Wine bar pulls the cork on political liaisons over quiche

They tried to take quiche off the menu one day

They tried to take quiche off the menu one day. "Oh, there was uproar," laughs Patricia Hogan of the consternation that afternoon sometime in the late 1980s. "We thought maybe people would be sick of it, that we'd try something different. But they didn't know whether they were coming or going. We put it back on the next day."

Quiche, you see, was quite outre when Patricia Hogan and Ann McCarthy opened Mitchell's Cellar Restaurant in Dublin's Kildare Street 21 years ago, and though fads have come and gone, governments have risen and fallen and restaurants have opened and closed, Mitchell's and its quiche have been a staple that Dublin's diners had come to rely on.

The tables of dark varnished wood and the red-checked lampshades were still in place last week, though Ms Hogan and Ms McCarthy were packing away their own memories of the cavernous diningroom.

"We took over the franchise when Peter Dunne - who was running Mitchell's wine shop upstairs - told us that Mitchell's were thinking of opening a restaurant," says Ms Hogan.

READ MORE

Up until the mid-1970s, the wine shop had used its cellars to bottle and rack the wine they imported in barrels. However, as then EEC law stipulated that all wine should be bottled at the source vineyards, the cellar became vacant. It was then the Cathal Brugha Street graduates were asked if they'd take on a new restaurant.

"Well, we thought it would be quiet on the first day, but God!," laughs Ms McCarthy, "there was a queue up the stairs and on to the street. It was mad. You see, there was nothing really like it. It was Dublin's first wine bar, where you'd get something other than chicken and chips, and at a reasonable price."

Dublin's latest restaurateurs couldn't make enough lasagne or mousaka to satisfy demand; they served up "luscious deserts like pavlova and roulades when the norm was apple tart and ice-cream" and proudly, they tell they have never served a chip. The emphasis though, says Mr Dunne, was on the good glass of wine. The arrangement between shop and restaurant worked well, with the women selling and taking the profits from the food, while the shop supplied and sold, with a low mark-up, the wine.

The late 1970s and early 1980s was a bouyant time economically and people were hungry for the kind of atmosphere Mitchell's offered. Attracted were "government ministers, PR consultants, journalists, wheelers and dealers, the ladies who lunch", recalls Ms Horgan. "We've spanned a generation, seen some things, I can tell you. I wish we'd kept a diary."

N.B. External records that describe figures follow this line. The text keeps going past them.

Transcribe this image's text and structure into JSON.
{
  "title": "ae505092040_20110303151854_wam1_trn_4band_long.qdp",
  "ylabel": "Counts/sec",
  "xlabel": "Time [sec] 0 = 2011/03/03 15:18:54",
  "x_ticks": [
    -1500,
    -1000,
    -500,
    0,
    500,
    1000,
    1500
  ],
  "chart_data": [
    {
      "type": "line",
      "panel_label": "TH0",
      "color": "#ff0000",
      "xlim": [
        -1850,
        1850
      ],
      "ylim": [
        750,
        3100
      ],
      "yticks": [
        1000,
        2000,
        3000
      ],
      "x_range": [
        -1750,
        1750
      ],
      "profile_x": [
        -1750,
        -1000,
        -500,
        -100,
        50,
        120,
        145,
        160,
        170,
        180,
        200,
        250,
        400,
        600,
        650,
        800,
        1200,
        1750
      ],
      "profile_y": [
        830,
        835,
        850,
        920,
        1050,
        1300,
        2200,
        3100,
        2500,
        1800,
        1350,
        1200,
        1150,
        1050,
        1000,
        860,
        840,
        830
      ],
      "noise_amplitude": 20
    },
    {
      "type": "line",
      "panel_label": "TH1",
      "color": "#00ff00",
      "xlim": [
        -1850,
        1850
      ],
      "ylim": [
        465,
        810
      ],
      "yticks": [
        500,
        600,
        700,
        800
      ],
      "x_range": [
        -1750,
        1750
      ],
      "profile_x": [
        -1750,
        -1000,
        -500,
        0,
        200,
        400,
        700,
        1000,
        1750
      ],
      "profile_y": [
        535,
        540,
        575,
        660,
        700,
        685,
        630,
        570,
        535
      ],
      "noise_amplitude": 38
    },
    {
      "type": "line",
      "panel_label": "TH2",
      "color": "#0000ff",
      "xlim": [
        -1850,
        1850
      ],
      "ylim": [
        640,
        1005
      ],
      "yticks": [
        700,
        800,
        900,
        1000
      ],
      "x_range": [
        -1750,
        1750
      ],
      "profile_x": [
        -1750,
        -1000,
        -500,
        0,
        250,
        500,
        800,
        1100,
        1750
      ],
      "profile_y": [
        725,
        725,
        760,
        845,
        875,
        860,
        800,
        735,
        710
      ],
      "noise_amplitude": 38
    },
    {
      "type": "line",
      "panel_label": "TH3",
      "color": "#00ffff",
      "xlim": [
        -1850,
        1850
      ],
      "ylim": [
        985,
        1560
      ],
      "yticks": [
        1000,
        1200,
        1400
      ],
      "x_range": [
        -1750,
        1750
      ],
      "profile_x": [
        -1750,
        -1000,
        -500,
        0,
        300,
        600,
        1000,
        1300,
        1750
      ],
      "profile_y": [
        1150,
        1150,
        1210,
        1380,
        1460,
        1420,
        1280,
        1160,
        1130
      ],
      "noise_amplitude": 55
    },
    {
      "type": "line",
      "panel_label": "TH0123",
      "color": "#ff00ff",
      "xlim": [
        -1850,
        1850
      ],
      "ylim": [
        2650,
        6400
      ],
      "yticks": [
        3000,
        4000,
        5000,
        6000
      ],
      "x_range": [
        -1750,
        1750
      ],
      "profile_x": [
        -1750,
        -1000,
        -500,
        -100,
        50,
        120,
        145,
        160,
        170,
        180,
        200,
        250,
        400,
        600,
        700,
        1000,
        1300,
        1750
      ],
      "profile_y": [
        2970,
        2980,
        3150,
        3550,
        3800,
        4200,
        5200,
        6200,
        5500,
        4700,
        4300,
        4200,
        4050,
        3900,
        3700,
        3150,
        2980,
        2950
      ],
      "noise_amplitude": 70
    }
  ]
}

They recall a particularly fractious time in politics - that of the forming of the last Fianna FailPD coalition. While either faction dined at opposite ends of the cellar, Fianna Fail's Joe Walshe shuttled between. Ms Hogan has a hunch that perhaps Mitchell's help feed that alliance.

In his role as sommelier, Liam Maher can testify some fine wines have been served. He particularly remembers a bottle of Chateau Pont et Canet 1961, which he opened last year for a Scandinavian customer. Mr Maher himself bottled it from a barrel in the cellar in 1963, and was happy to taste from the £100-plus bottle.

"It tasted great," he smiles.

Ms Horgan and Ms McCarthy are retiring to allow greater investment expansion and the opportunity for someone to open the restaurant in the evenings. They will embark on new projects in the autumn. They hope nothing too radical happens to the old place.

And one suspects that the hundreds who have flocked to bid farewell over the past weeks may well measure the new owners by one thing alone. What else, but calibre of their quiche?

Selling agents, Lisney, are quoting a guideline rent of £45,000 per annum and a minimum premium of £40,000 for the new lease.